Can you get a reversal on appeal based on the trial court’s improper rulings on evidence? Ever since the Supreme Court’s holding in Reid v. Google, Inc. (2010) 50 Cal.4th 512, practitioners have watched carefully to see if a trend of more rigorous review of evidentiary rulings might emerge, at least in the context of motions for summary judgment. Reid applied de novo review—rather than abuse of discretion—to evidentiary objections made at summary judgment when the trial court failed to rule on them. (Id. at p. 535.) As the Supreme Court noted, it is hard to know if the trial court abused its discretion if it did not exercise any.
So supporters of more rigorous review have been disappointed that, despite Reid, every appellate district has published opinions distinguishing Reid and applying the abuse-of-discretion standard to evidentiary rulings. (There are only two published cases since Reid that have applied the de novo standard: Pipitone v. Williams (2016) 244 Cal.App.4th 1437, and Alexander v. Scripps Memorial Hospital La Jolla (2018) 23 Cal.App.5th 206.)
And that is also what happened in Doe v.
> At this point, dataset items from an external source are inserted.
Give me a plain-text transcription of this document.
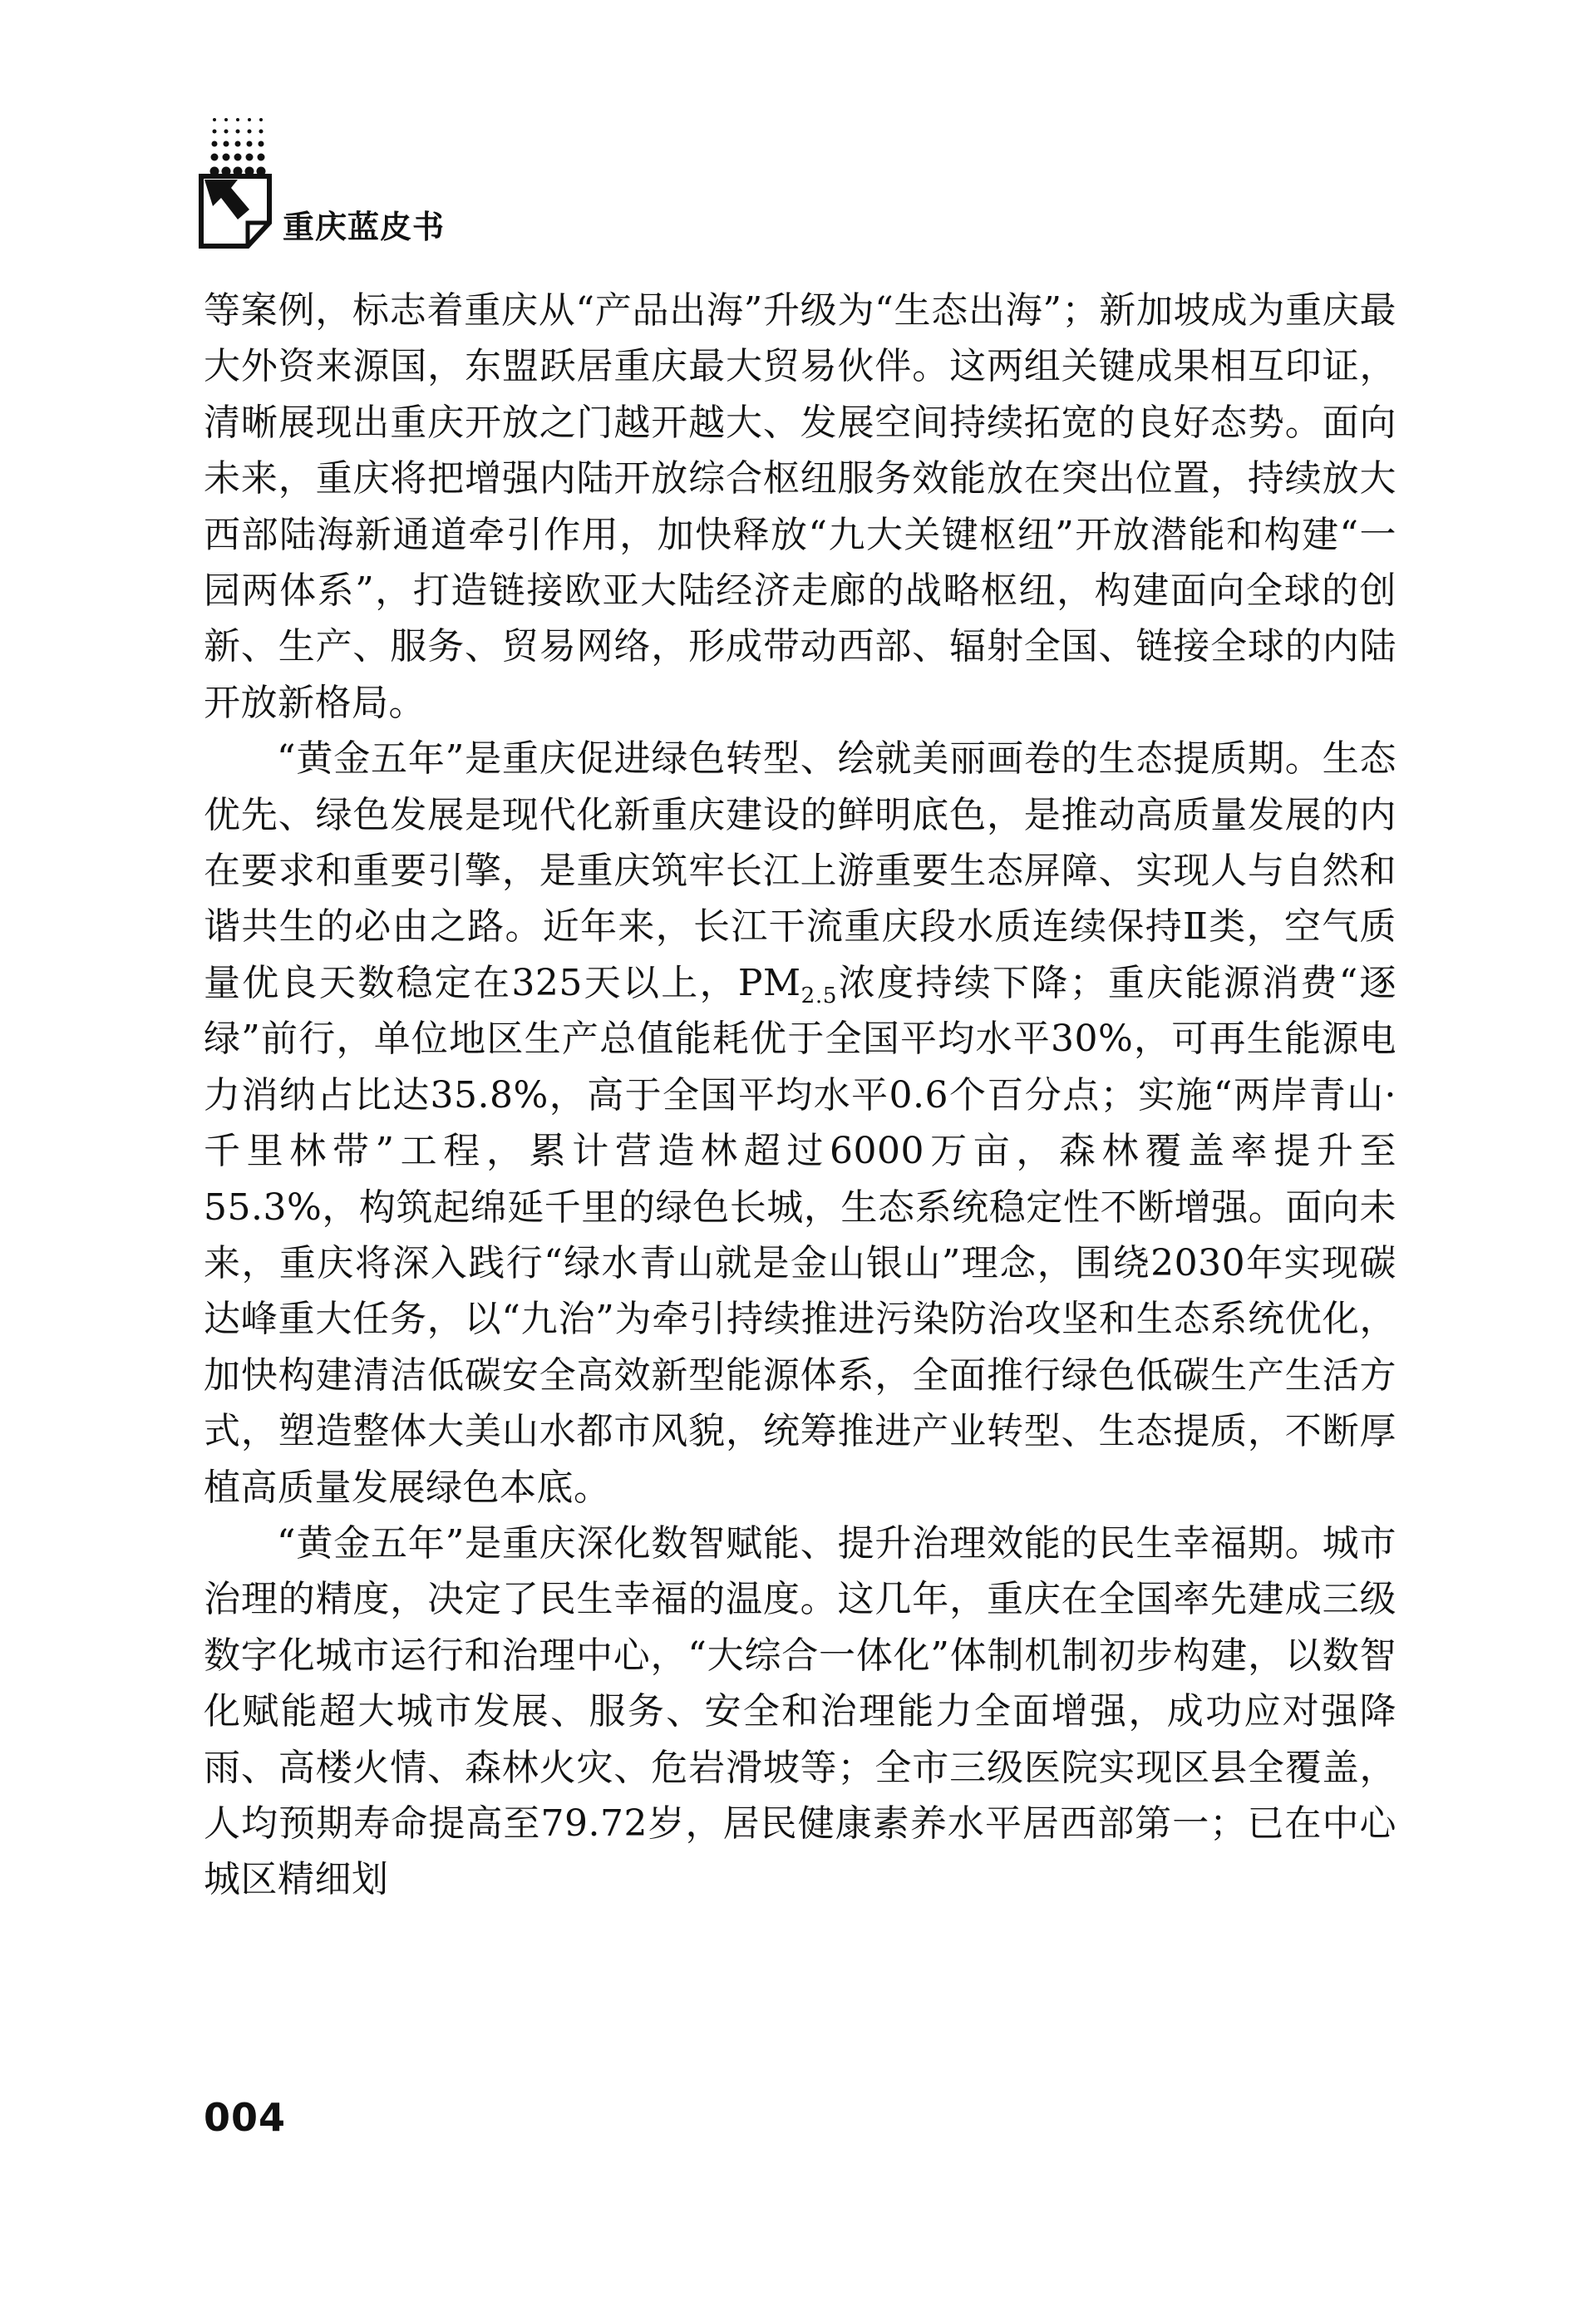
重庆蓝皮书

等案例，标志着重庆从“产品出海”升级为“生态出海”；新加坡成为重庆最大外资来源国，东盟跃居重庆最大贸易伙伴。这两组关键成果相互印证，清晰展现出重庆开放之门越开越大、发展空间持续拓宽的良好态势。面向未来，重庆将把增强内陆开放综合枢纽服务效能放在突出位置，持续放大西部陆海新通道牵引作用，加快释放“九大关键枢纽”开放潜能和构建“一园两体系”，打造链接欧亚大陆经济走廊的战略枢纽，构建面向全球的创新、生产、服务、贸易网络，形成带动西部、辐射全国、链接全球的内陆开放新格局。

“黄金五年”是重庆促进绿色转型、绘就美丽画卷的生态提质期。生态优先、绿色发展是现代化新重庆建设的鲜明底色，是推动高质量发展的内在要求和重要引擎，是重庆筑牢长江上游重要生态屏障、实现人与自然和谐共生的必由之路。近年来，长江干流重庆段水质连续保持Ⅱ类，空气质量优良天数稳定在325天以上，$PM_{2.5}$浓度持续下降；重庆能源消费“逐绿”前行，单位地区生产总值能耗优于全国平均水平30%，可再生能源电力消纳占比达35.8%，高于全国平均水平0.6个百分点；实施“两岸青山·千里林带”工程，累计营造林超过6000万亩，森林覆盖率提升至55.3%，构筑起绵延千里的绿色长城，生态系统稳定性不断增强。面向未来，重庆将深入践行“绿水青山就是金山银山”理念，围绕2030年实现碳达峰重大任务，以“九治”为牵引持续推进污染防治攻坚和生态系统优化，加快构建清洁低碳安全高效新型能源体系，全面推行绿色低碳生产生活方式，塑造整体大美山水都市风貌，统筹推进产业转型、生态提质，不断厚植高质量发展绿色本底。

“黄金五年”是重庆深化数智赋能、提升治理效能的民生幸福期。城市治理的精度，决定了民生幸福的温度。这几年，重庆在全国率先建成三级数字化城市运行和治理中心，“大综合一体化”体制机制初步构建，以数智化赋能超大城市发展、服务、安全和治理能力全面增强，成功应对强降雨、高楼火情、森林火灾、危岩滑坡等；全市三级医院实现区县全覆盖，人均预期寿命提高至79.72岁，居民健康素养水平居西部第一；已在中心城区精细划

004
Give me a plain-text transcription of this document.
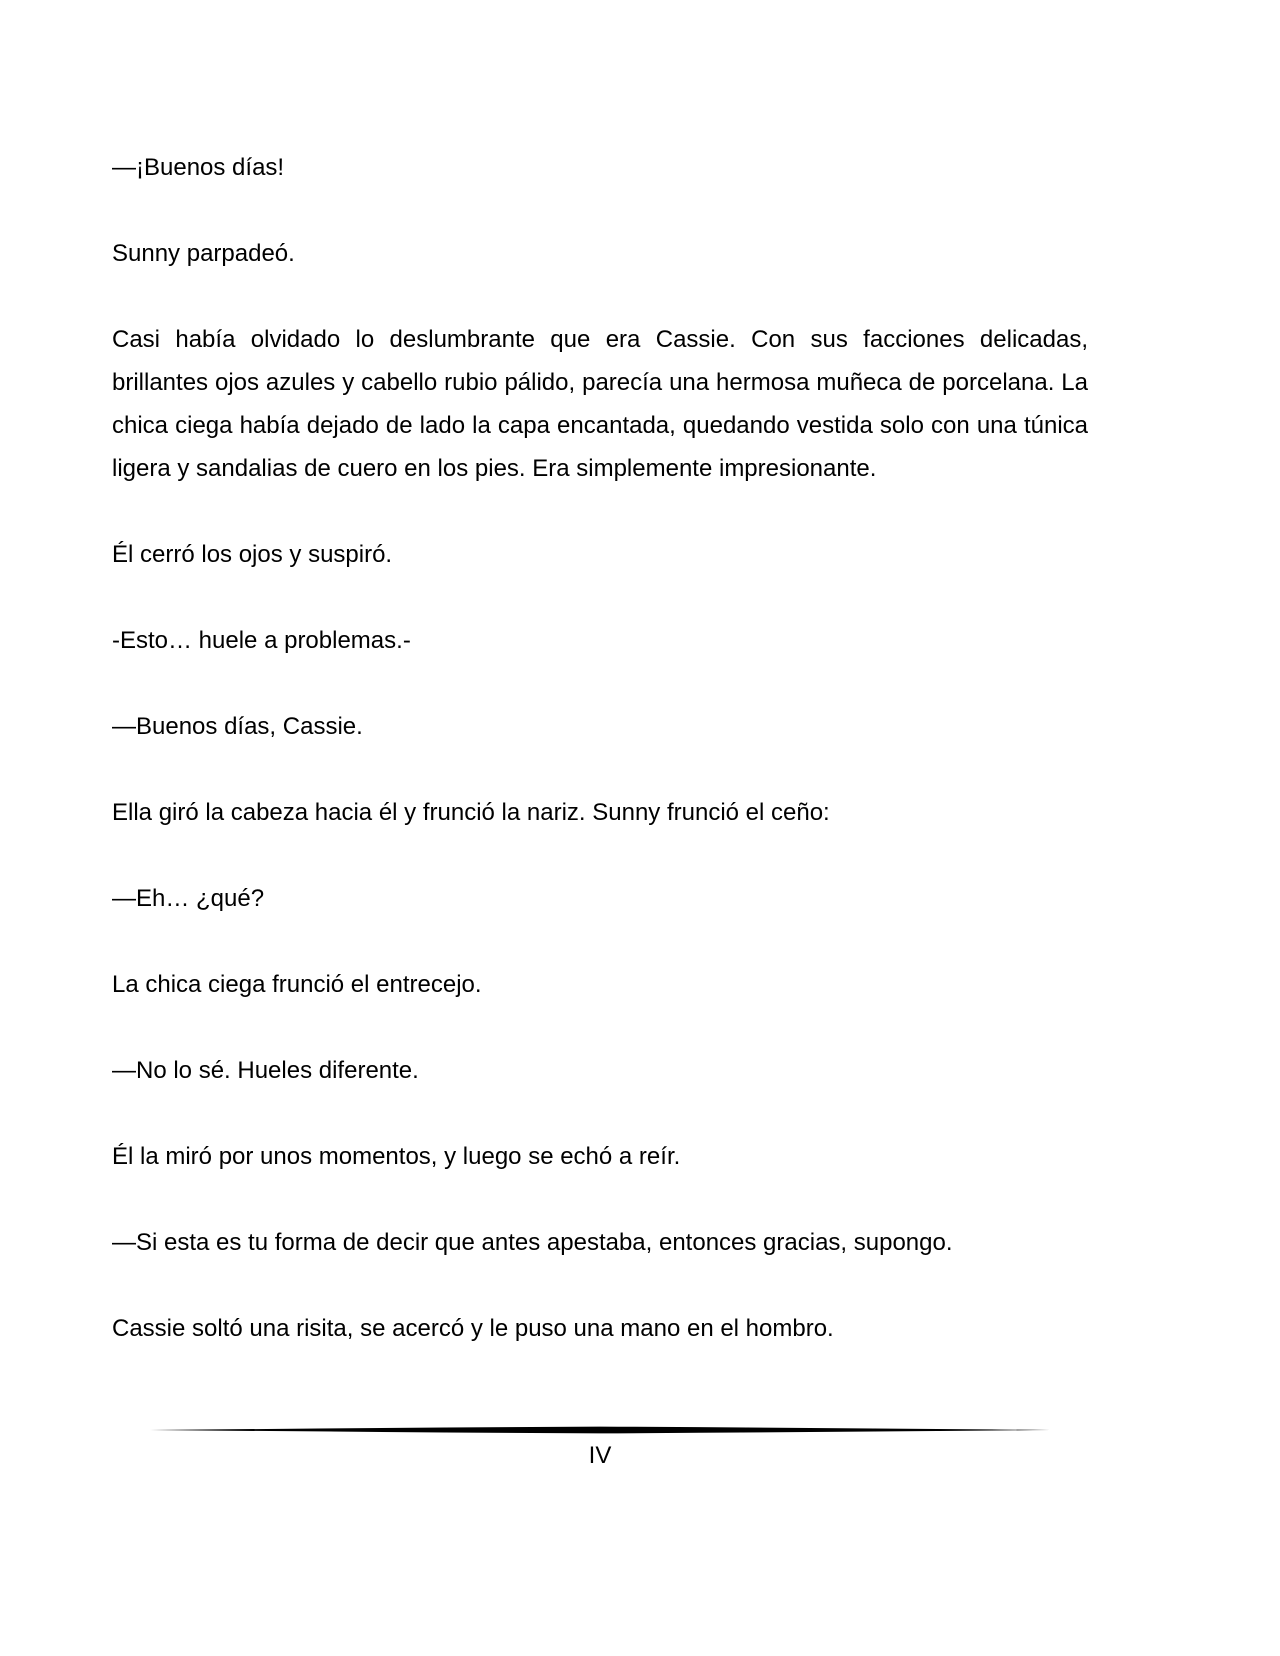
—¡Buenos días!

Sunny parpadeó.

Casi había olvidado lo deslumbrante que era Cassie. Con sus facciones delicadas, brillantes ojos azules y cabello rubio pálido, parecía una hermosa muñeca de porcelana. La chica ciega había dejado de lado la capa encantada, quedando vestida solo con una túnica ligera y sandalias de cuero en los pies. Era simplemente impresionante.

Él cerró los ojos y suspiró.

-Esto… huele a problemas.-

—Buenos días, Cassie.

Ella giró la cabeza hacia él y frunció la nariz. Sunny frunció el ceño:

—Eh… ¿qué?

La chica ciega frunció el entrecejo.

—No lo sé. Hueles diferente.

Él la miró por unos momentos, y luego se echó a reír.

—Si esta es tu forma de decir que antes apestaba, entonces gracias, supongo.

Cassie soltó una risita, se acercó y le puso una mano en el hombro.

IV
Software One, Inc. (D4d3 Oct. 12, 2022 no. G060554) 2022 WL 6901145 (nonpub. opn.), which distinguished Reid and applied the abuse-of-discretion standard to evidentiary rulings connected with a motion for summary judgment.
The Fourth District noted that “the weight of authority since Reid supports application of the abuse of discretion standard.” “The court specifically pointed to the volume of objections raised—nearly 100-pages worth: This quantity is not unusual for a motion for summary judgment: “We recognize that it has become common practice for litigants to flood the trial courts with inconsequential written evidentiary objections, without focusing on those that are critical.” (Reid, supra, 50 Cal.4th at p. 532.)”
Comment: The court’s analysis is valid, but one still has misgivings about treating hearsay objections as discretionary. The better approach, in my view, would be for the appellate courts to treat this issue as one of waiver. Code of Civil Procedure section 437c(b)(5) requires that evidentiary objections to be made at the hearing. So if the opposing party simply lets a ream of written objections stand without raising them at the hearing, then the objections should be treated not as overruled by operation of the trial court’s discretion, but as waived by operation of Reid and section 437c(b)(5).